Patience is a Virtue
- Ashley Schnackenberg
- Aug 19, 2018
- 2 min read
It has become increasingly evident since the start of my research internship that one vital skill that each & every research scientist, no matter the field, must possess is PATIENCE. My life experiences won't allow me to presume that doing research is comparable to raising a child, but I will reach and claim that working in and out of the lab is similar to cultivating a needy plant (at least for us without green thumbs). Without patience, diliigence, some background knowledge, and a lot of time and effort, you will have little to show for your work.
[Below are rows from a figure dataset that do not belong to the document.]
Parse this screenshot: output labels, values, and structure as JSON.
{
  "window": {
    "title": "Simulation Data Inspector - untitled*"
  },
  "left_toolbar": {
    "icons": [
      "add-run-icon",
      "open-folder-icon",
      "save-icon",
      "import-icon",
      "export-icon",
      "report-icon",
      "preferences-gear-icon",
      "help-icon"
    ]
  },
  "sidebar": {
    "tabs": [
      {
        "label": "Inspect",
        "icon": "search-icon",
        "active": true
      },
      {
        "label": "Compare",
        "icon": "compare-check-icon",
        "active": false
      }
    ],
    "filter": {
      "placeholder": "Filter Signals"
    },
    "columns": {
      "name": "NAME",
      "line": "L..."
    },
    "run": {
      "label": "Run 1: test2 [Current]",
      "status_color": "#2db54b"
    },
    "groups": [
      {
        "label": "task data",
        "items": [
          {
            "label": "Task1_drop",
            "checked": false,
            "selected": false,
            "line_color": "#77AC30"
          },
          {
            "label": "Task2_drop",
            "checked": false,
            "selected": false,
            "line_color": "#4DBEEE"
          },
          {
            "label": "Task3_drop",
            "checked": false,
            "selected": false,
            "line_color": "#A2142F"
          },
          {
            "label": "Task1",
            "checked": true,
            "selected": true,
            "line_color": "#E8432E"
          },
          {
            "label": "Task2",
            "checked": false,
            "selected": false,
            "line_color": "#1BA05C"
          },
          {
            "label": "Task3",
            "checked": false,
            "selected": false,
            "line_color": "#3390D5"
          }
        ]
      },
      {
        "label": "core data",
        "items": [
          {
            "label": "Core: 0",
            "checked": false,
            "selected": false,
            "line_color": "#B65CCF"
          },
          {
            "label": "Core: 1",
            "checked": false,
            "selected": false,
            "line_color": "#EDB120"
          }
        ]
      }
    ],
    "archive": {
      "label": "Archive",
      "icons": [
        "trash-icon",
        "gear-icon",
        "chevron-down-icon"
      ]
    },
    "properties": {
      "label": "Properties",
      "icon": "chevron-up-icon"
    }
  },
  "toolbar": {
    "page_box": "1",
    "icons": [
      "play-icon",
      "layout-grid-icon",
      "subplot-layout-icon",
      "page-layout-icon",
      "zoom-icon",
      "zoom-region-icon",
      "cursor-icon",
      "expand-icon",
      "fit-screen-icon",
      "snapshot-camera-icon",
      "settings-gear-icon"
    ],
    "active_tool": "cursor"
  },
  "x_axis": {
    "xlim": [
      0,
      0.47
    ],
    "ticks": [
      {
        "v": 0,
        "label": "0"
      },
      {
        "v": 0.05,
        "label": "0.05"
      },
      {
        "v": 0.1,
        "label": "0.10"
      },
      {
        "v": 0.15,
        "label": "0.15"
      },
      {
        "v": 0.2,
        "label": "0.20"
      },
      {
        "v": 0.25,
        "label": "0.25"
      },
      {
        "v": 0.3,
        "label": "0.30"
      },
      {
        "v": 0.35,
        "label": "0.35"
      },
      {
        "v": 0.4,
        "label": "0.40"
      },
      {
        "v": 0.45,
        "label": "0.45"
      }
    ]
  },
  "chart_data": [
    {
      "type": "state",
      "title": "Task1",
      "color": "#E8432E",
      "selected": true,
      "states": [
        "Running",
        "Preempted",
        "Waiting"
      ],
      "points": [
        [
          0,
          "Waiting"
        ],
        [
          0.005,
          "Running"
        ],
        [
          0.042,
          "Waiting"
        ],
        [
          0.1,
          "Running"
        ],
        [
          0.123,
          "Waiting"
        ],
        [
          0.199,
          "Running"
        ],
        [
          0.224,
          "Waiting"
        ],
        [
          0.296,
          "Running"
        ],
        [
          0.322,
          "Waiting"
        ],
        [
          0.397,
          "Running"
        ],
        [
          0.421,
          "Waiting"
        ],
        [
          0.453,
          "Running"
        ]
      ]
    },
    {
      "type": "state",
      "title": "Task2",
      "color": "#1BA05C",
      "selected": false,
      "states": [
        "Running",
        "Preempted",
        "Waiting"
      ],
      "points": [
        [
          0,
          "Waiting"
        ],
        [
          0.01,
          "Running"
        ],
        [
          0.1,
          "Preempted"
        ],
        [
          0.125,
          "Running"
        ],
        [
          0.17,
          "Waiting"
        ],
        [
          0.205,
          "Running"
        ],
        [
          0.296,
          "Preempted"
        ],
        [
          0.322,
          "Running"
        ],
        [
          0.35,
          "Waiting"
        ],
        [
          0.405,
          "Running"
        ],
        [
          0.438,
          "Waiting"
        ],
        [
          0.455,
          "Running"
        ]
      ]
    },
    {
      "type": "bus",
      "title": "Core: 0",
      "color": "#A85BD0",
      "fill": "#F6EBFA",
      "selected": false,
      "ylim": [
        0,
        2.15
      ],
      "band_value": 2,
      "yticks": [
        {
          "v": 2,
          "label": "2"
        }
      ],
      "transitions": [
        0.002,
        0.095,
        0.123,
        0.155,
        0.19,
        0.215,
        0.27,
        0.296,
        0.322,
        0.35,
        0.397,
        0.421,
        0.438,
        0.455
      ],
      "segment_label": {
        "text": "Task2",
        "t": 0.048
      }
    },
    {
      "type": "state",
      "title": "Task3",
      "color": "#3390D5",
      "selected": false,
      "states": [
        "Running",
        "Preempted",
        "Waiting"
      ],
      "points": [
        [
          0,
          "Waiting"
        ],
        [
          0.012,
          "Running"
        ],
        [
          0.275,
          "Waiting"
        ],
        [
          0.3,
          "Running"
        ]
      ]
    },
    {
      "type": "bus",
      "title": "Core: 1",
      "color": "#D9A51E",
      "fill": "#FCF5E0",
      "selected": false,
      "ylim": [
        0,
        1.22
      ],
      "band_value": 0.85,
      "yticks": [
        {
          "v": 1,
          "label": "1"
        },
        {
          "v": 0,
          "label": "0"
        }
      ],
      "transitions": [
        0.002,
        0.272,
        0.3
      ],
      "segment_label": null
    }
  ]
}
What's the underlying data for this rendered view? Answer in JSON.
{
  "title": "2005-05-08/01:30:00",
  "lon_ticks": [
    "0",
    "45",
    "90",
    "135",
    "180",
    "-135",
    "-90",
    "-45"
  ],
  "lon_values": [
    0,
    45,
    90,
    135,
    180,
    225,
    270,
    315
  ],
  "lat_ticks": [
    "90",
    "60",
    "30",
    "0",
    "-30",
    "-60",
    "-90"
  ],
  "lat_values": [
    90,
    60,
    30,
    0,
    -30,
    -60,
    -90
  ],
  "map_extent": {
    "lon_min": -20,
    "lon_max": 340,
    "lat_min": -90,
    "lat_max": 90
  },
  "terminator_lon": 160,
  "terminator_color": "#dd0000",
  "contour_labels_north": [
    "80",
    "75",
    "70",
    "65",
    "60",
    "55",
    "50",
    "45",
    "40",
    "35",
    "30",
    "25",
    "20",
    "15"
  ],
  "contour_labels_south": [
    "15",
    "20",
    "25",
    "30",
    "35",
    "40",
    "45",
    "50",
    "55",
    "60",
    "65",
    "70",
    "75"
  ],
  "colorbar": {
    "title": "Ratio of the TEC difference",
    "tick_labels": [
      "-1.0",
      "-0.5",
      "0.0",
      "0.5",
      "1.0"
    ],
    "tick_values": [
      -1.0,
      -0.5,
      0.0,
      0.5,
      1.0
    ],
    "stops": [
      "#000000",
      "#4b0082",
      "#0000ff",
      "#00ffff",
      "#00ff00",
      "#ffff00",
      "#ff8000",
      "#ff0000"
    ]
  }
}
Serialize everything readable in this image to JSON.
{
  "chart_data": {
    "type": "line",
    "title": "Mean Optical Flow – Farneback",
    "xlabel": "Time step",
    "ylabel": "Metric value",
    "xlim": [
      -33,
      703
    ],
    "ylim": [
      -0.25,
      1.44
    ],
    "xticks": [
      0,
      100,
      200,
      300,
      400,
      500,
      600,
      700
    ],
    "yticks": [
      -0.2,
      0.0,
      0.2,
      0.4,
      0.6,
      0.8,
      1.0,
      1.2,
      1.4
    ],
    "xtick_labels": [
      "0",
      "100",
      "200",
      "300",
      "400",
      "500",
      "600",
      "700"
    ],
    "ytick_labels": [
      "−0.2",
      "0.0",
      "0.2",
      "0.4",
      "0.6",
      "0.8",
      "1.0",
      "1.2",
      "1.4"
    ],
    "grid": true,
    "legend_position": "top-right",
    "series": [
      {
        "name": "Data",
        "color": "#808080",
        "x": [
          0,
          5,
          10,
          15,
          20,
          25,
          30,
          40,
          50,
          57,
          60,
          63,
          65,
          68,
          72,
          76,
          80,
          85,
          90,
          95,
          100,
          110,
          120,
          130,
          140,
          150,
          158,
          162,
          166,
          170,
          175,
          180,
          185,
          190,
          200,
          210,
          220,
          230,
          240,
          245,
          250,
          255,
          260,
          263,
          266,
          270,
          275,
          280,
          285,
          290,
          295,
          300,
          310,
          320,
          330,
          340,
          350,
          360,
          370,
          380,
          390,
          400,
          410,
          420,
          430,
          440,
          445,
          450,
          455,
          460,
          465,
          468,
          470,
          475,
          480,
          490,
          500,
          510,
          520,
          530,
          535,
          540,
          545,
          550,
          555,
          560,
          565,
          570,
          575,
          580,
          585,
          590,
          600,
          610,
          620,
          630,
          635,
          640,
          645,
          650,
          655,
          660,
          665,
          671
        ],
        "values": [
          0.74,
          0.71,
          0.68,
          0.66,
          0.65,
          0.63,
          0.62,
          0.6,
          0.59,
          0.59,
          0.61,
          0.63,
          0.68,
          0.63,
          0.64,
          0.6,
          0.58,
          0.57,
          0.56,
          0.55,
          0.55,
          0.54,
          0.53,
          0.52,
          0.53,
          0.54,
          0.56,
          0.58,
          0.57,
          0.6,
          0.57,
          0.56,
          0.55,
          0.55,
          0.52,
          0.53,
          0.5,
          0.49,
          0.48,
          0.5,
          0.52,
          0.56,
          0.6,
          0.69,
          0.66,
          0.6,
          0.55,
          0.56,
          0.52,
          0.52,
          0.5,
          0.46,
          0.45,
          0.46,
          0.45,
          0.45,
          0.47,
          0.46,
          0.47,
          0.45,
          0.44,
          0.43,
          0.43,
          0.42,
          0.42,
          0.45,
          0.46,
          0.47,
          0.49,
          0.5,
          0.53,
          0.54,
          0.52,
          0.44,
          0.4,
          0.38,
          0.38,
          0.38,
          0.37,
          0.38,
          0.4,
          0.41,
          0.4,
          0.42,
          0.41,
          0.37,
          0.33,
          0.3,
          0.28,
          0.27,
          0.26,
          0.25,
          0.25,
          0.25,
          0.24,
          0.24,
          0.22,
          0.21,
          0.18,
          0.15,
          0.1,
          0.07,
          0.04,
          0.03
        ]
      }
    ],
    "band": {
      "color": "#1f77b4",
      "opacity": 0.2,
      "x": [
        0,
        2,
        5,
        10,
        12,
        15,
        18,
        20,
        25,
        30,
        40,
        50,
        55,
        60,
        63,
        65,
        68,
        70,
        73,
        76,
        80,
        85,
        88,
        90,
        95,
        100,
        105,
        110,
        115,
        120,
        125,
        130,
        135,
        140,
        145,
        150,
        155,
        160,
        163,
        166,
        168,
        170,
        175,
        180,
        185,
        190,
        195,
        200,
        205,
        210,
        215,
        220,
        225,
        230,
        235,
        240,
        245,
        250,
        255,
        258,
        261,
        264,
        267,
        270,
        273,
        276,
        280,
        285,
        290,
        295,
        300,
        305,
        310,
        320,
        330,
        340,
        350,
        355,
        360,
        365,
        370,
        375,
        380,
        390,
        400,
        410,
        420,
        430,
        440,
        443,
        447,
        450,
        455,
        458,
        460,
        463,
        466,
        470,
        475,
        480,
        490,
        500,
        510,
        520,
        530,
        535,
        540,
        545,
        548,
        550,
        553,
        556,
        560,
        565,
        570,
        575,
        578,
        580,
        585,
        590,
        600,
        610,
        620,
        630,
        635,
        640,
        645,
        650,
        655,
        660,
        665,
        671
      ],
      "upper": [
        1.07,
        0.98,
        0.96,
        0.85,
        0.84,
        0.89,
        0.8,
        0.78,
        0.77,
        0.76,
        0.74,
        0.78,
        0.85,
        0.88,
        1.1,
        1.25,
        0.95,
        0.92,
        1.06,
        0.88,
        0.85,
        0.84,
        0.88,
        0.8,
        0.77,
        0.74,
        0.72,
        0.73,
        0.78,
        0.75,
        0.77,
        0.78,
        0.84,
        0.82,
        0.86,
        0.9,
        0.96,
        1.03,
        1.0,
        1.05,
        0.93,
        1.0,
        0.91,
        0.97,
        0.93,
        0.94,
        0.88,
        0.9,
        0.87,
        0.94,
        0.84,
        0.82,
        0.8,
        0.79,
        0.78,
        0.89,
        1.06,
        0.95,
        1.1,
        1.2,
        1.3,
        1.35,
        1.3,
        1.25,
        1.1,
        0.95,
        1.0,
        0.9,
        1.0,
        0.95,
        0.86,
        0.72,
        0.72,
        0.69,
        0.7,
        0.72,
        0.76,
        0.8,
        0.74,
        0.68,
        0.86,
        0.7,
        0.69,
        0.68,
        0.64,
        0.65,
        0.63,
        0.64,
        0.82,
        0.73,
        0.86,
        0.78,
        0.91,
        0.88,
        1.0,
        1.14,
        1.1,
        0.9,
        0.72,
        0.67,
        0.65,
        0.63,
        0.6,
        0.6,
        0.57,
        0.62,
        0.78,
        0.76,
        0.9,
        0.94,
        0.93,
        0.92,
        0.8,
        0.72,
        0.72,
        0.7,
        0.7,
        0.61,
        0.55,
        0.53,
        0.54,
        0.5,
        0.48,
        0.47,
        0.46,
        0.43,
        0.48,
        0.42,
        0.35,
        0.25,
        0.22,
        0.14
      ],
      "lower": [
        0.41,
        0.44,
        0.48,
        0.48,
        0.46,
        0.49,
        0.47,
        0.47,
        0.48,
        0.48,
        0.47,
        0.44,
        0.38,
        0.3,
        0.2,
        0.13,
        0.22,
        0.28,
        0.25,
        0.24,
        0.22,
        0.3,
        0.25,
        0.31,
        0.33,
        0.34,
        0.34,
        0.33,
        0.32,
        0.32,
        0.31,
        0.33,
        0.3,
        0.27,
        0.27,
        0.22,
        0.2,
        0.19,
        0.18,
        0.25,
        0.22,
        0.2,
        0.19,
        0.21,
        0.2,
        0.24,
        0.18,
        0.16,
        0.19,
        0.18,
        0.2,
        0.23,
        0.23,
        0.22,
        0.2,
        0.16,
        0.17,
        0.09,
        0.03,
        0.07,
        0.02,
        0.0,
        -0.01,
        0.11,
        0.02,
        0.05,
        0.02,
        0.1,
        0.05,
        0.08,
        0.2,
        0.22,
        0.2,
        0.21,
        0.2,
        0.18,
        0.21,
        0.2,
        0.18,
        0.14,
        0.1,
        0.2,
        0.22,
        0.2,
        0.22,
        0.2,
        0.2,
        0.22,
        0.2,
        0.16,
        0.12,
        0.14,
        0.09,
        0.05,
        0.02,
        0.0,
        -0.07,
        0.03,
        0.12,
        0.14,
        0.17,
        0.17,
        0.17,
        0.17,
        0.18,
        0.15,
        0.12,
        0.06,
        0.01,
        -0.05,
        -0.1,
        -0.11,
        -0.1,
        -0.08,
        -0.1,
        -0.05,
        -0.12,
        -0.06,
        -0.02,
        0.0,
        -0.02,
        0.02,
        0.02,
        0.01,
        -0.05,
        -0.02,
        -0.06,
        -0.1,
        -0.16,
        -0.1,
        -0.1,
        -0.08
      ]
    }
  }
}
Usually when I work on projects, I maybe bite off more than I can chew. But this usually works out in my favor, as I am also stubborn, and that means I can usually get what I want to get done done. I am now in unfamiliar territory, because I cannot purely muscle my way through a task but putting a few extra hours in here and there. Some days, I wait for my data curves to load on my server and tediously click on different chemical compounds to double check if their information is represented well by various computer programs for hours and hours at a time. And at the end of the day, the hundred of compounds and samples I have checked may not show much that seems conclusive to me, or they may not upload correctly onto the server, and it feels like a Sisyphean task.
Unlike Sisyphus, though, I am making progress. Slowly. And not necessarily the type of progress I anticipated, with fast and easily-interpreted results. But hopefully, with a little more patience, the work I am doing will serve to help my department make different methods of environmental sampling and analysis more commonplace.